This tool aligns Illumina single end RNA-seq reads to publicly available genomes. You need to supply the reads in a FASTQ file. If you would like us to add new reference genomes to Chipster, please contact us.
TopHat2 first identifies potential exons by mapping the reads to the genome using the Bowtie2 aligner. Using this initial mapping, it builds a database of possible splice junctions, and then maps the reads against these junctions to confirm them. As many exons are shorter than reads, TopHat2 splits the reads into smaller segments, which are then mapped independently. The segment alignments are "glued" back together in a final step of the program to produce end-to-end read alignments. TopHat generates its database of possible splice junctions from two sources of evidence:
The "anchor length" means that TopHat2 will report junctions spanned by reads with at least this many bases on each side of the junction. Note that individual spliced alignments may span a junction with fewer than this many bases on one side. However, every junction involved in spliced alignments is supported by at least one read with this many bases on each side. By default no mismatches are allowed in the anchor, but you can change this.

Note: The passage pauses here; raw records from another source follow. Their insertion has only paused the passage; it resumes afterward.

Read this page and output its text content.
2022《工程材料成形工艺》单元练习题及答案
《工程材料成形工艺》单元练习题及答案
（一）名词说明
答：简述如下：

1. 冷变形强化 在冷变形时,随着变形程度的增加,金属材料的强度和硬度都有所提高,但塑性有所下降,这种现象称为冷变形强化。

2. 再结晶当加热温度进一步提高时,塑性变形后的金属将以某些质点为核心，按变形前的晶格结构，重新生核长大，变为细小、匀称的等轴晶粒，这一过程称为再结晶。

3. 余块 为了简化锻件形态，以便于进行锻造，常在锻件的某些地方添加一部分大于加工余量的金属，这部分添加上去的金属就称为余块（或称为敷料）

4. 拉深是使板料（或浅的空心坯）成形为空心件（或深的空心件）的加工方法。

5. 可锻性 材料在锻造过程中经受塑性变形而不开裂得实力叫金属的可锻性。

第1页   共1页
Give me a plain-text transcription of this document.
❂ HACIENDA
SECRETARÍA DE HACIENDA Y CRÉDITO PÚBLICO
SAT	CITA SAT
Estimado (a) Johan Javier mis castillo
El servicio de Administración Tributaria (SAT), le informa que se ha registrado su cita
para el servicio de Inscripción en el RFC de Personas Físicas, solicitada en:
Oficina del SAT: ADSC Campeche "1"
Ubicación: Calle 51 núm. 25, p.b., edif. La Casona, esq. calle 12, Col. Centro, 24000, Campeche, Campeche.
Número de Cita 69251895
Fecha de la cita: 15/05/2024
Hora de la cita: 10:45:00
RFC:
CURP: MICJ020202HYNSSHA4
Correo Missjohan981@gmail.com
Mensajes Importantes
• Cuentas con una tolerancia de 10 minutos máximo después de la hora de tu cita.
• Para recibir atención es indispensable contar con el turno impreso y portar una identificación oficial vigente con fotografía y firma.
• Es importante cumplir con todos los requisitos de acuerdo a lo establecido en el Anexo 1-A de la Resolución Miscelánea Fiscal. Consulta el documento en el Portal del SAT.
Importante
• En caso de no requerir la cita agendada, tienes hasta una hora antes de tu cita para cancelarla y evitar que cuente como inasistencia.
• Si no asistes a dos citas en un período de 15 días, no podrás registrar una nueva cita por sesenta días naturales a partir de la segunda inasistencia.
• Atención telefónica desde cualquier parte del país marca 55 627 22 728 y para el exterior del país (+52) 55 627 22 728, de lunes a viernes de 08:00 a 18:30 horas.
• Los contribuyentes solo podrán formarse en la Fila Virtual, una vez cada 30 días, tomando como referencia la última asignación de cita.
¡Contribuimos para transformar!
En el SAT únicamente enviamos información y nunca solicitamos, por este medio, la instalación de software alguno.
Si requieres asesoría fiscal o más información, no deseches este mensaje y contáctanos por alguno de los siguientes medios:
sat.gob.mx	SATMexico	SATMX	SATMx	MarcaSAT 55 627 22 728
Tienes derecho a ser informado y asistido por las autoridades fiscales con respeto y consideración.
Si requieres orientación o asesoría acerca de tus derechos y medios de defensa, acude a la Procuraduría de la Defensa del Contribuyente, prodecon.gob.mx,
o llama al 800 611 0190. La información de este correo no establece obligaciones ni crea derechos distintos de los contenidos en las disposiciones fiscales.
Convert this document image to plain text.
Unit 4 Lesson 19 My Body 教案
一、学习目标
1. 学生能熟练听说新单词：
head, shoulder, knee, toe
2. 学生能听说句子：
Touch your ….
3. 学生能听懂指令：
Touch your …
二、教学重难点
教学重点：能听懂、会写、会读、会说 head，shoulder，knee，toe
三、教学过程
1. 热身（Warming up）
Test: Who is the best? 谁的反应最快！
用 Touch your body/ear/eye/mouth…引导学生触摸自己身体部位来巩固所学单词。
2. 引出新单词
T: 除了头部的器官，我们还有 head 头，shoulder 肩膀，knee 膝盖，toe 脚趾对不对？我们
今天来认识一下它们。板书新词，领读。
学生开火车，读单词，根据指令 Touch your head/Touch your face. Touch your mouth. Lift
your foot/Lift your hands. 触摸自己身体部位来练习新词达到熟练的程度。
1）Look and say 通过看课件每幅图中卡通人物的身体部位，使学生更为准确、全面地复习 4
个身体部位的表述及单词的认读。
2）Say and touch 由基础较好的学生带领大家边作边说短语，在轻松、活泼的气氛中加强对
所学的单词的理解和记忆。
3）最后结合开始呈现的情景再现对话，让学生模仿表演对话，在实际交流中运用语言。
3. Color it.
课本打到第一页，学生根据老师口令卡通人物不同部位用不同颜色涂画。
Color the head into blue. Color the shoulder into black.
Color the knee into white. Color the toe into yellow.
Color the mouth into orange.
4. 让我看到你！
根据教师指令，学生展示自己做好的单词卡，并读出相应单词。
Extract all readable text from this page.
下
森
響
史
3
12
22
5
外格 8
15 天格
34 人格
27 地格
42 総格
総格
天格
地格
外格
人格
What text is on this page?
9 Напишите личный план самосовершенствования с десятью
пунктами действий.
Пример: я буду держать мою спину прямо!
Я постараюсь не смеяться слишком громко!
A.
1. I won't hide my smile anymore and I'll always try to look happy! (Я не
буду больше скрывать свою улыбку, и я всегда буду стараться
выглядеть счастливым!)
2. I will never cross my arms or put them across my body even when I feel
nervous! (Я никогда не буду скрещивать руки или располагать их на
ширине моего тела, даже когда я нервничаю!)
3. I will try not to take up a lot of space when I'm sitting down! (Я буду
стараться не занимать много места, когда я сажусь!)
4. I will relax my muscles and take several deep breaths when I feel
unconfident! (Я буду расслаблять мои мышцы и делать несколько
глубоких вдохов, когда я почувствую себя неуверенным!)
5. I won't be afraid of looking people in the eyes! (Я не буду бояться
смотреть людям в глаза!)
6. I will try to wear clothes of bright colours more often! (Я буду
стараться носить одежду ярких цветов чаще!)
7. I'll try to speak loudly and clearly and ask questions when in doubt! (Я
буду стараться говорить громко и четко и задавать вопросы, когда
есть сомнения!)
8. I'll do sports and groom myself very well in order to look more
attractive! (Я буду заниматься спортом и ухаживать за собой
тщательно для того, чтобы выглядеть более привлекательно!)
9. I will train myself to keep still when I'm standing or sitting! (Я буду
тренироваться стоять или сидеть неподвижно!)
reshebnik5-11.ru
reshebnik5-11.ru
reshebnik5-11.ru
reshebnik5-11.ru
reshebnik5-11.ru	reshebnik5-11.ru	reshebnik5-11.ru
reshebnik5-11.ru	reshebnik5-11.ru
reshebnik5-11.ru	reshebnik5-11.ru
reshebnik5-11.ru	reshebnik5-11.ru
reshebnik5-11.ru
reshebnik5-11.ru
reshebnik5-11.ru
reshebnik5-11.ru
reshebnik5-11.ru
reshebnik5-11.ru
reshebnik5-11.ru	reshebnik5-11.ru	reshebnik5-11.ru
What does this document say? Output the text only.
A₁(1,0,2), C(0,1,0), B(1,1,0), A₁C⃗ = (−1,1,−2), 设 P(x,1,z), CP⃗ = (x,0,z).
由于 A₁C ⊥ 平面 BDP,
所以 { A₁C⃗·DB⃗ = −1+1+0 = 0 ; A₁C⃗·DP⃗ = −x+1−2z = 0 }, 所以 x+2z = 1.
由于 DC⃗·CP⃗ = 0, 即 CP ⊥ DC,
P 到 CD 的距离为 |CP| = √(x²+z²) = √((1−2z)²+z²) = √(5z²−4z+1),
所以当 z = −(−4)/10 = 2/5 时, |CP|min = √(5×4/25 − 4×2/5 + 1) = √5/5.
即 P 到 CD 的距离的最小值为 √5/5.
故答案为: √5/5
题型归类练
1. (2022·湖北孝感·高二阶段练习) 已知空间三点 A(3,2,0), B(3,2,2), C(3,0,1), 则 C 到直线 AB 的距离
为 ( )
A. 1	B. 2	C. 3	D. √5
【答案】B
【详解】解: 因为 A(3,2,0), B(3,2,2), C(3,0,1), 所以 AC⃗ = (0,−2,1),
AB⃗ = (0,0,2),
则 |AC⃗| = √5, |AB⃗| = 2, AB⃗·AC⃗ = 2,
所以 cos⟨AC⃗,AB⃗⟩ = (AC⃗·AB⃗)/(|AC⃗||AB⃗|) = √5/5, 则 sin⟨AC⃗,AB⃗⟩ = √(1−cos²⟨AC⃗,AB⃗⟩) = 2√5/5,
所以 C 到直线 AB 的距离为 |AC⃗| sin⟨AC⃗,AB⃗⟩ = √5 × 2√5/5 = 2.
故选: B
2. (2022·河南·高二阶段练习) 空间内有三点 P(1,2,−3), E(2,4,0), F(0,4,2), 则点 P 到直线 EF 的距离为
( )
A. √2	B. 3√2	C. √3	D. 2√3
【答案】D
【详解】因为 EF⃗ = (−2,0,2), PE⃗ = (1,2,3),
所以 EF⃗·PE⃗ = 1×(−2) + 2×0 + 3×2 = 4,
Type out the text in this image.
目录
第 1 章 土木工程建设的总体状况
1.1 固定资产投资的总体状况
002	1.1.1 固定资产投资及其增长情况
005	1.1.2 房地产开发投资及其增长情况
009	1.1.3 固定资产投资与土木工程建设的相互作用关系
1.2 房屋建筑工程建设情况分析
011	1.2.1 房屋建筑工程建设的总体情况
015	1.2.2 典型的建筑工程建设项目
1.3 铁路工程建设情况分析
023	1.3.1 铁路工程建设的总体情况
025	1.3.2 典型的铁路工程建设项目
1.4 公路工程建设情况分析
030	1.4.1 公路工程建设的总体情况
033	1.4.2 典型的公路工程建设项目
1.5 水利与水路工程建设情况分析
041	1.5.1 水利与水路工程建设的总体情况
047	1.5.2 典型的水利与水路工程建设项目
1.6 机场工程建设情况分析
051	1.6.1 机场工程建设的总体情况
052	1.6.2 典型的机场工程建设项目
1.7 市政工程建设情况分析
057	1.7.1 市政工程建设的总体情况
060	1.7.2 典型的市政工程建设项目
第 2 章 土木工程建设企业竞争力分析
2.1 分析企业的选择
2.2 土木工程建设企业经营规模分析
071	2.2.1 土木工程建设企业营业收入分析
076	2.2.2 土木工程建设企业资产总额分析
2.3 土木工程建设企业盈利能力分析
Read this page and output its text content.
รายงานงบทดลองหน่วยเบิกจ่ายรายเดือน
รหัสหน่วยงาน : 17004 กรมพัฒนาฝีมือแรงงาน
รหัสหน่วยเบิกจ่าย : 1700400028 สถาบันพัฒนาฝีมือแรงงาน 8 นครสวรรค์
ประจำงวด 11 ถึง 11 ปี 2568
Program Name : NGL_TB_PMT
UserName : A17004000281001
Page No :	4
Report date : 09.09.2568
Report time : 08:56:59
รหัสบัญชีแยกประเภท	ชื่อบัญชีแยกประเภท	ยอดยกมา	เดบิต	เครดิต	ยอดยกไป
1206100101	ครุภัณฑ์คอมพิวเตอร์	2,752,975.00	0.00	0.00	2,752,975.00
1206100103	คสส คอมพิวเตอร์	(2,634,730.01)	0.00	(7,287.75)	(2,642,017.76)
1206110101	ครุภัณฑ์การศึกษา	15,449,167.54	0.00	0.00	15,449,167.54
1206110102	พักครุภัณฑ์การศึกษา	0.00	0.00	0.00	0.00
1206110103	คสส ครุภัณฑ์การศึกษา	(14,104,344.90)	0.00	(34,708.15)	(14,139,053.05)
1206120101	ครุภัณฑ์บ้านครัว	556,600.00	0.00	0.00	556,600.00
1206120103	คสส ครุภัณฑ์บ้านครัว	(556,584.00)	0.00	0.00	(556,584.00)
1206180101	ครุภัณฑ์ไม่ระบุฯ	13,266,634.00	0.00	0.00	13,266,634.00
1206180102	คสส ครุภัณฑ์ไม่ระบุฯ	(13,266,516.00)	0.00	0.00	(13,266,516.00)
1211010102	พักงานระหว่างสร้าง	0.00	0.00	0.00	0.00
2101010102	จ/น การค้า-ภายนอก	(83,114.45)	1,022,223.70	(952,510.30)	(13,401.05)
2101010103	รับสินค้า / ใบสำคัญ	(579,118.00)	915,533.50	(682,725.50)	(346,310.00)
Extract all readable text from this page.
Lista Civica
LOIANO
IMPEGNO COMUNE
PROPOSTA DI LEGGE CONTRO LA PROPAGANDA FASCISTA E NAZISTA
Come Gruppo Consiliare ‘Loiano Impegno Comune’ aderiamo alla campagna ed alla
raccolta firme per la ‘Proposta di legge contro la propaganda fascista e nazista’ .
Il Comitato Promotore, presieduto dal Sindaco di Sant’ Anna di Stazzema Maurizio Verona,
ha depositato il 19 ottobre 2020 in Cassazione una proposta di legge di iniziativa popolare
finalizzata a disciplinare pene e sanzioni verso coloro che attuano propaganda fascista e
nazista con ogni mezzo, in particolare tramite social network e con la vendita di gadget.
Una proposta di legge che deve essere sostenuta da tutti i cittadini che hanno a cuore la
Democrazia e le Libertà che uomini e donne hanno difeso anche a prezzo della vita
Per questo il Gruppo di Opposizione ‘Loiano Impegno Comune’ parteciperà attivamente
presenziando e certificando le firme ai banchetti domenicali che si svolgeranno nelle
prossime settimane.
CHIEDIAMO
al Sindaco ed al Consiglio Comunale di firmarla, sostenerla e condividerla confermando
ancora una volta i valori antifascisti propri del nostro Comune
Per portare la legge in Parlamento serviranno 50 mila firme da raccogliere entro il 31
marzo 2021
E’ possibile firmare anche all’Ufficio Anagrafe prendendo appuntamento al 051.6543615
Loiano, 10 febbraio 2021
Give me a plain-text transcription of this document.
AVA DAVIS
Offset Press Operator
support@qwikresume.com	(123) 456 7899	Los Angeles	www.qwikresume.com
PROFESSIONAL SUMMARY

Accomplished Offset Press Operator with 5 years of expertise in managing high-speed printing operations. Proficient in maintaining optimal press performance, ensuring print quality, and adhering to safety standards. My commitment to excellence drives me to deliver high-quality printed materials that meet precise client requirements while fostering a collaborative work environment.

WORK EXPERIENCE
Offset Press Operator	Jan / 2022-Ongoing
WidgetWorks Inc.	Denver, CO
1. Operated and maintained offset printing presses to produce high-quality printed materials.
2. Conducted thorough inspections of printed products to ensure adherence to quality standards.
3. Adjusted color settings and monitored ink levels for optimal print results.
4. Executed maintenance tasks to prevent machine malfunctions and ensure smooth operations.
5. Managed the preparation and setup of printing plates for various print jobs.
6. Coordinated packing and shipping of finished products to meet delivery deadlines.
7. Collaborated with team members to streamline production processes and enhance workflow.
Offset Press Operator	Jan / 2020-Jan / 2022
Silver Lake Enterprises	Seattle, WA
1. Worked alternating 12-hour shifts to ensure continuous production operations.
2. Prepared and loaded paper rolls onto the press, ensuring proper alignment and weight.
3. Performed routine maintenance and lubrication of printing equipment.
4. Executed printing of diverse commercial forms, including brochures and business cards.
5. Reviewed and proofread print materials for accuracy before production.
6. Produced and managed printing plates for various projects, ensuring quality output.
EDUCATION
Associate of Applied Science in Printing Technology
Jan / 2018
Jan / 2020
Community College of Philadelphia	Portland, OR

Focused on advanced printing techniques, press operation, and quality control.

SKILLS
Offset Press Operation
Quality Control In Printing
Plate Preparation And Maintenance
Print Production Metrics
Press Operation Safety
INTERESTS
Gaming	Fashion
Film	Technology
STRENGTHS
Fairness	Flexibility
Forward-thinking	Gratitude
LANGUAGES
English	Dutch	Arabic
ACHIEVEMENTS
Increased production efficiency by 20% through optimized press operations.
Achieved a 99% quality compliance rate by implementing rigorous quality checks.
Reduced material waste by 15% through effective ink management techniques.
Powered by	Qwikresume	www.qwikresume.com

TopHat2 will ignore donor-acceptor pairs which are closer than the minimum intron length or further than the maximum intron length apart. With long (>=75bp) reads, "GT-AG", "GC-AG" and "AT-AC" introns can be found ab initio. With shorter reads, TopHat only reports alignments across "GT-AG" introns.
After running TopHat2, Chipster indexes the BAM file using the SAMtools package. This way the results are ready to be visualized in the genome browser.
This tool is based on the TopHat package. Please cite the following article:
Trapnell C, Pachter L, Salzberg SL. TopHat: discovering splice junctions with RNA-Seq. Bioinformatics (2009) 25 (9): 1105-1111.